Quality of life assessment in palliative care Bausewein, Claudia, Palliativstation St. Christopherus, Munich, Germany |
Quality of Life (QoL) is the main goal of palliative care according to the definition of the World Health Organisation. However, there is no consensus on how to define or assess QoL. There are philosophical arguments against assessment of QoL such as impossibility of quantification, individuality and subjectivity. Calman defined QoL as the difference between reality and expectations. The modification of expectations could be an interesting strategy for palliative care.

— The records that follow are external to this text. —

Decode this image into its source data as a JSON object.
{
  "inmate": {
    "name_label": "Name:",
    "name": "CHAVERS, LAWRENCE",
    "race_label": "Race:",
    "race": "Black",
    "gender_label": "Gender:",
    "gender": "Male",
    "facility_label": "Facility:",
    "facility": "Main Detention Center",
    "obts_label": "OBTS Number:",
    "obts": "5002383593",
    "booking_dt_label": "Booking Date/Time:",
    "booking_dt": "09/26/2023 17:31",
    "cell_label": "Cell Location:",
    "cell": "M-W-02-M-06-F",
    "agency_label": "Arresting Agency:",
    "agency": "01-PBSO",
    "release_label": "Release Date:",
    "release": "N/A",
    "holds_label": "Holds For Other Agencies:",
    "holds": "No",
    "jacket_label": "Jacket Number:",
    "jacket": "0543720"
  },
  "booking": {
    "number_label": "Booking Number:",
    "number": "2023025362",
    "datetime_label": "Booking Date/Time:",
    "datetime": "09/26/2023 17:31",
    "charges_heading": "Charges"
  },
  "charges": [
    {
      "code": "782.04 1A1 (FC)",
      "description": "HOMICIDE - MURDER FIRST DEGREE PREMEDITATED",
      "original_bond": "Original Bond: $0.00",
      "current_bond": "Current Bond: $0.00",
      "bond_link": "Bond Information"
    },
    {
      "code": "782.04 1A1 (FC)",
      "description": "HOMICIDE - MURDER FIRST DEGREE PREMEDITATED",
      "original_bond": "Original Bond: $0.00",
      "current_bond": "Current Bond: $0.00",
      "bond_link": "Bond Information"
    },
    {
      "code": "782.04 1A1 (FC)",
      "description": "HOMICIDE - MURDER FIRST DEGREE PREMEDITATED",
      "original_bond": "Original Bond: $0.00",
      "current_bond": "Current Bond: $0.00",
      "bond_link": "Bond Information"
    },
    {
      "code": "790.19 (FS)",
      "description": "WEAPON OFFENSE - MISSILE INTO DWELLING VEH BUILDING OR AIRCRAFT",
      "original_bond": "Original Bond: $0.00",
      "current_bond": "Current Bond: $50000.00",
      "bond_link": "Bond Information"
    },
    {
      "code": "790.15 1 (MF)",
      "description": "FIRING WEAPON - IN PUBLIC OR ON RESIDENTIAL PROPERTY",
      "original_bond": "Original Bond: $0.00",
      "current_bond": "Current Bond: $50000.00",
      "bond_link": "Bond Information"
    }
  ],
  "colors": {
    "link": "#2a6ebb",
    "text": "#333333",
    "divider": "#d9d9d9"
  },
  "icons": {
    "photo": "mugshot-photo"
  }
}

Conceptually there are two different approaches to define QoL: the so-called "health-related" QoL, exemplified by measures such as the Sickness Impact Profile (SIP) and the Short Form-36 (SF-36), and the individual QoL, exemplified by the Schedule for the Evaluation of Individual QoL-Direct Weighting (SEIQoL-DW). The former questionnaires are heavily weighted toward functional status, thus confronting patients with terminal diseases with their progressive loss of function. Since they are based on a fixed, external, function-based value system, HRQoL questionnaires may not reflect the patients‘ individual perception of QoL accurately. The SEIQoLDW, an instrument to measure the individual QoL allows the patients to name the five most relevant domains which present his QoL, rate his satisfaction with each domain and weight the domains against each other. Satisfaction and weighting of domains are summed up in a total QoL score. With the SEIQoL-DW it is possible to show longitudinal changes and thus coping strategies. Data from patients with motor neuron disease show that health status is overestimated and that the role of the family is preeminent. There is no gold standard to assess quality of life in palliative care. The choice of the instrument depends on the intention of the measurement. If the intervention is aimed at improving symptom control, disease and symptom specific tools should be used. If the overall impact of palliative care is the main outcome, and particularly when the focus is on psychosocial aspects, indidual QoL instruments should be considered. Assessment of QoL in palliative care is incomplete if the family is not included.